Mark nods. He is staring out of the window, his eyes glassed over in some kind of daze.
“Thank you,” Eduardo says to Harriet, who smiles and leaves.
“You okay, Mark?” he asks, going over to him.
“Yes.” He turns to Eduardo. “This is going to be unpleasant. Are you sure you want to stick around?”
Eduardo reaches out and rests a hand against the side of Mark’s face. He doesn’t move away; he doesn’t even flinch. This is not the Mark that Eduardo knows so well; this is someone softer and more gentle and nervous and maybe even a little shy. He is more accepting of Eduardo now than he ever was before. Is it time that has allowed this? Is it the fact that Mark has grown up a bit now? Perhaps it is because he is sick and needs some reassuring that somebody cares about it. Eduardo doesn’t know. All he knows is that he is willing to offer it - to give Mark anything he needs. He is willing to be whatever he needs.

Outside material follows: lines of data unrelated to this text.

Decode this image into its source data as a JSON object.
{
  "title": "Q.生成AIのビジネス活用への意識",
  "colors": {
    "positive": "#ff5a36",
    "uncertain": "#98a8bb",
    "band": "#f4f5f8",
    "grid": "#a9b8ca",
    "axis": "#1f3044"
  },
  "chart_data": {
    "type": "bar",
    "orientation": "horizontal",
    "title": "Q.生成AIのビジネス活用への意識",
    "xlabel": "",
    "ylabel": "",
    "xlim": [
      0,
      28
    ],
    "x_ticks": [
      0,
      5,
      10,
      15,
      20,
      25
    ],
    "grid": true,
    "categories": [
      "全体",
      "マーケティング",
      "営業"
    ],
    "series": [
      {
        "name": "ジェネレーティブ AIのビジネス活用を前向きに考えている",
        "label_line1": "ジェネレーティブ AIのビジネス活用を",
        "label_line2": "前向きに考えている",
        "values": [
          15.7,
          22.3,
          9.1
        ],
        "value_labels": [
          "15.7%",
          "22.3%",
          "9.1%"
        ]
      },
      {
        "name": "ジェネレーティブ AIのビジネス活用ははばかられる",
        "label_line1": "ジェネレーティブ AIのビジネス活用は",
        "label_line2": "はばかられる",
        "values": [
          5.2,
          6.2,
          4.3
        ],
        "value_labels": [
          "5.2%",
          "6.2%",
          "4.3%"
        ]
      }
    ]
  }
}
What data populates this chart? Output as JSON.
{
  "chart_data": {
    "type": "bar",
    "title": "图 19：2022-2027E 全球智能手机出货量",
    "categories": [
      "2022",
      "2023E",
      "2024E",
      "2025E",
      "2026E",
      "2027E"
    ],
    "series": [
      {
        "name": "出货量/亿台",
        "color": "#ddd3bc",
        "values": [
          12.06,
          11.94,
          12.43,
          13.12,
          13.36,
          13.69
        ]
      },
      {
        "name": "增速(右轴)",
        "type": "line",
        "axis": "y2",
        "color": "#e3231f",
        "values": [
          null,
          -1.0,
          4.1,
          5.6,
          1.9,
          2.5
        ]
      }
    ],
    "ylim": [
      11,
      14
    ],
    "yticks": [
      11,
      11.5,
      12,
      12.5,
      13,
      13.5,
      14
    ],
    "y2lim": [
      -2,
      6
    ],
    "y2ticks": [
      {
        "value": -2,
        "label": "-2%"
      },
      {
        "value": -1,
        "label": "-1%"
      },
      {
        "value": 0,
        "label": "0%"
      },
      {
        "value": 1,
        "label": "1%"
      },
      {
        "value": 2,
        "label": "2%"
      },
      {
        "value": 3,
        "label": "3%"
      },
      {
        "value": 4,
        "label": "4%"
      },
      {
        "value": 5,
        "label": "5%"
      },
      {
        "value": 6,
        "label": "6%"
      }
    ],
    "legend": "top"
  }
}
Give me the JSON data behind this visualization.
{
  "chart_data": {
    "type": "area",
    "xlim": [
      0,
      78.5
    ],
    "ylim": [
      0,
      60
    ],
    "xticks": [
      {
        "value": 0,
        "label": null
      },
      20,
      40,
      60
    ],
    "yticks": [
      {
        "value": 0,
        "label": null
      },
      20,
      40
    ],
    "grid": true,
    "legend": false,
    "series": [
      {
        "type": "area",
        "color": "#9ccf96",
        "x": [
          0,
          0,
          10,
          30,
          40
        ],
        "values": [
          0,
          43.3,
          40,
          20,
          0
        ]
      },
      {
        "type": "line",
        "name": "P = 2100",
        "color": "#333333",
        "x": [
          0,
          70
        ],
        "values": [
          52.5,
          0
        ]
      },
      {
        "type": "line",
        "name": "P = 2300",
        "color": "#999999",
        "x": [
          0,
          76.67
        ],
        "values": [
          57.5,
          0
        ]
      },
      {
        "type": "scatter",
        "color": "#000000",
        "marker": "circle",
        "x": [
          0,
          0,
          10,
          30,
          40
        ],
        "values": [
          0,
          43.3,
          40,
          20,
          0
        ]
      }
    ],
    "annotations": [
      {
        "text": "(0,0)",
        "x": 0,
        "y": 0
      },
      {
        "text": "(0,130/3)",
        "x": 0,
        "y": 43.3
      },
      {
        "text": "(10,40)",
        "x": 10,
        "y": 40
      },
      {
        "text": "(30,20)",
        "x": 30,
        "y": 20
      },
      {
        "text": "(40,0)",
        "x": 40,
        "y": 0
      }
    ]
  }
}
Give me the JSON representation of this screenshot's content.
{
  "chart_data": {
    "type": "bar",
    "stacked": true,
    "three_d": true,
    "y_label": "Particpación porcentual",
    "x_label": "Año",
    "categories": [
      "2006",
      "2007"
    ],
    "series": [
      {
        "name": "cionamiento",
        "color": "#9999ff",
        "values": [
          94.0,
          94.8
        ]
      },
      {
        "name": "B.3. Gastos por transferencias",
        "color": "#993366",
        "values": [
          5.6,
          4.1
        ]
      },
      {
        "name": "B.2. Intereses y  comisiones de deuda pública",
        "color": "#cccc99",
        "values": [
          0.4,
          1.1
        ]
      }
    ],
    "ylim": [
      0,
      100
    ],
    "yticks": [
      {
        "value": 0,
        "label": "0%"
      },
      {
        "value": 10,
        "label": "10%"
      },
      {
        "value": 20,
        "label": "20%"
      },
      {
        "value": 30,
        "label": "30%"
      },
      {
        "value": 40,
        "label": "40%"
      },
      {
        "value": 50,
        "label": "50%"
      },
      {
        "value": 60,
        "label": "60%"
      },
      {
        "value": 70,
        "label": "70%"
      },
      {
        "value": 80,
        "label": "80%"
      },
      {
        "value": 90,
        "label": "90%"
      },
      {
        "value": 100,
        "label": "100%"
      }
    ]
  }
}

“Are you scared?” Eduardo asks softly.
Mark’s body stiffens and he closes his eyes and steps back, turning away.
“No,” he says, and he is suddenly there, the icy, elusive Mark who shuts Eduardo out, who has shut him out for years.
And Eduardo knows that he is lying, but that is okay. If Mark needs someone to lie to, he can be that person. If Mark needs someone to be cold and cruel to, that is fine. Eduardo can do that. And when Mark needs someone to hold his hand, even for just a single moment of weakness, then great. Eduardo can be that person, too.